Figure 6. Mutation of SEB β-strand(8)/hinge/α-helix(4) domain affects binding to CD28, Th1 cytokine gene induction and lethality.

(A) Induction of cytokine genes by wt and tk2 mutant SEB. PBMC were induced with 1 ng/ml wt or tk2 SEB; mRNA (autoradiograms) and secreted cytokines (graphs; data are shown as means ± SEM (n = 3)) are depicted. (B) Lack of lethality of tk2 SEB. Mice (n = 5 per group) were challenged with 10 µg wt or tk2 SEB; p for survival, 10⁻⁵. (C) Affinity of tk2 SEB for CD28. Representative SPR responses for binding of wt and tk2 SEB to immobilized CD28-Fc, p1TA, and p2TA are shown for 5 µM wt and tk2 SEB or RNase A to facilitate comparison; kinetic data were collected for five 2-fold increments in protein concentration from 1.25 µM (Table S2). (D) Dominant-negative phenotype of tk2 SEB. PBMC were induced with 1 ng/ml wt SEB, 0.1 ng/ml tk2 SEB, or both; secreted cytokines were determined as shown (data are shown as means ± SEM (n = 3)).

Figure 7. Model for superantigen action through binding to CD28.

Structural model for Th1 cell activation by superantigens through simultaneous binding to CD28, MHC-II, and TCR. SEC3 (cyan), a close relative of SEB, in complex with TCR Vβ (green) and MHC-II (red) extracellular domains (1jck.pdb; [38]). The SEC3 β-strand/hinge/α-helix domain in magenta is freely accessible to the N-terminal 118-residue portion of the CD28 extracellular domain (1yjd.pdb; [21]).
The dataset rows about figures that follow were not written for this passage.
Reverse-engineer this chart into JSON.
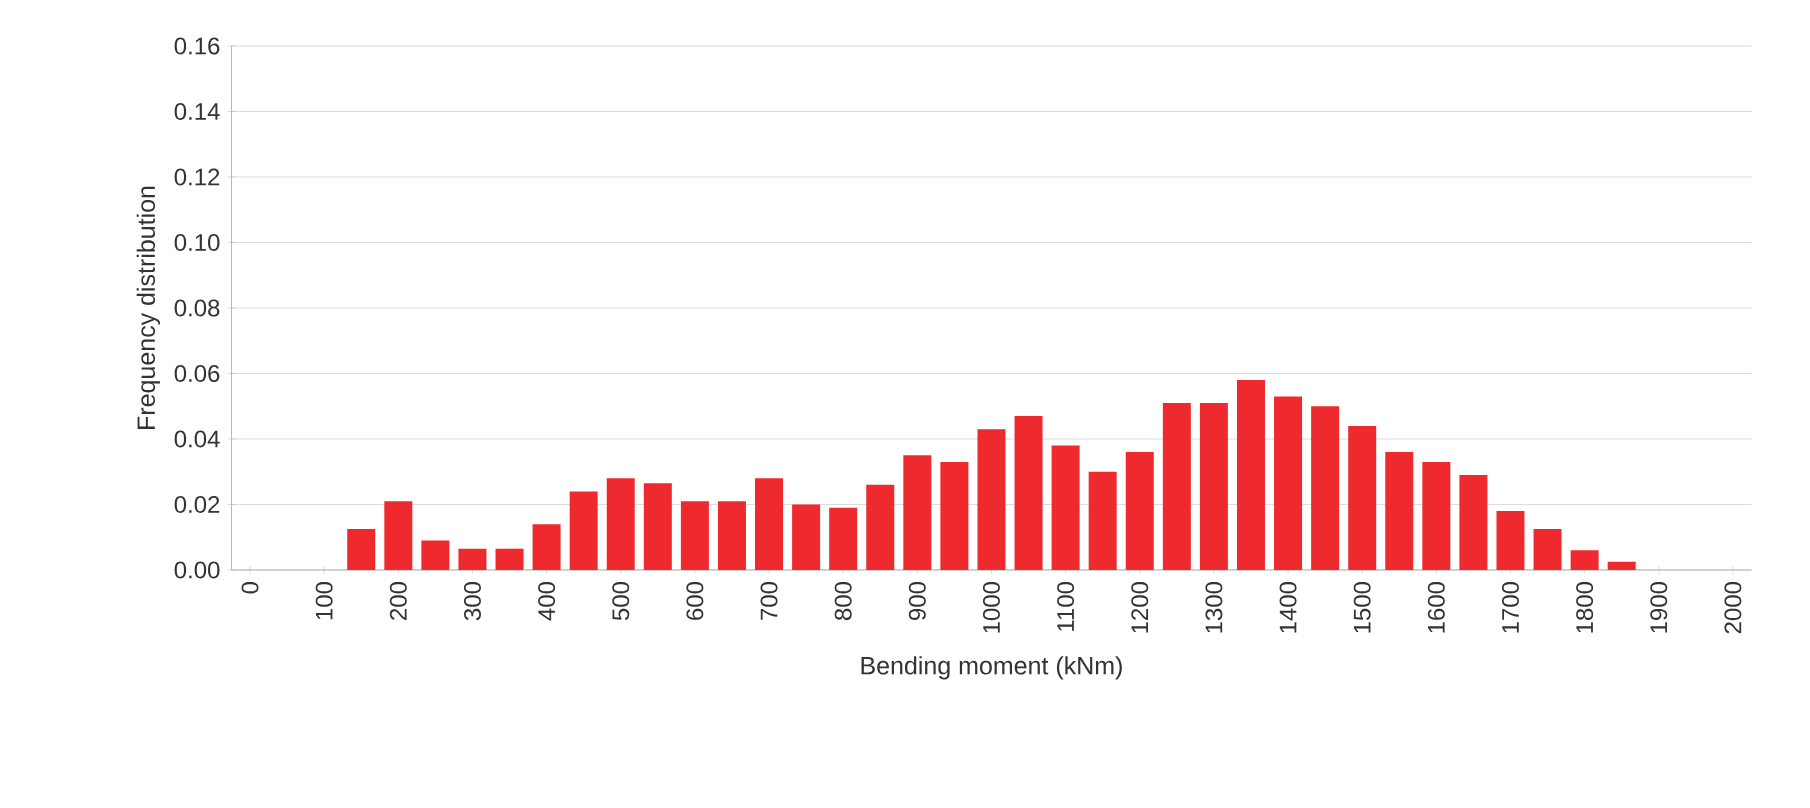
{
  "chart_data": {
    "type": "bar",
    "xlabel": "Bending moment (kNm)",
    "ylabel": "Frequency distribution",
    "categories": [
      "0",
      null,
      "100",
      null,
      "200",
      null,
      "300",
      null,
      "400",
      null,
      "500",
      null,
      "600",
      null,
      "700",
      null,
      "800",
      null,
      "900",
      null,
      "1000",
      null,
      "1100",
      null,
      "1200",
      null,
      "1300",
      null,
      "1400",
      null,
      "1500",
      null,
      "1600",
      null,
      "1700",
      null,
      "1800",
      null,
      "1900",
      null,
      "2000"
    ],
    "values": [
      null,
      null,
      null,
      0.0125,
      0.021,
      0.009,
      0.0065,
      0.0065,
      0.014,
      0.024,
      0.028,
      0.0265,
      0.021,
      0.021,
      0.028,
      0.02,
      0.019,
      0.026,
      0.035,
      0.033,
      0.043,
      0.047,
      0.038,
      0.03,
      0.036,
      0.051,
      0.051,
      0.058,
      0.053,
      0.05,
      0.044,
      0.036,
      0.033,
      0.029,
      0.018,
      0.0125,
      0.006,
      0.0025,
      null,
      null,
      null
    ],
    "color": "#ee2a2f",
    "ylim": [
      0,
      0.16
    ],
    "yticks": [
      {
        "value": 0,
        "label": "0.00"
      },
      {
        "value": 0.02,
        "label": "0.02"
      },
      {
        "value": 0.04,
        "label": "0.04"
      },
      {
        "value": 0.06,
        "label": "0.06"
      },
      {
        "value": 0.08,
        "label": "0.08"
      },
      {
        "value": 0.1,
        "label": "0.10"
      },
      {
        "value": 0.12,
        "label": "0.12"
      },
      {
        "value": 0.14,
        "label": "0.14"
      },
      {
        "value": 0.16,
        "label": "0.16"
      }
    ],
    "grid": "y"
  }
}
CD28 homodimer interface peptides (Figure 4A) are shown: p1TA (HVK resolved in 1yjd.pdb is red), p2TA (green), p3TA (pink), p4TA (grey), and p5TA (SNGTII is blue); MYPPPY is yellow. CD28 and TCR are oriented such that their trans-membrane domains (not shown) can enter the T cell at top; the MHC-II is oriented towards the antigen-presenting cell at bottom; for simplicity, cell surfaces are not shown.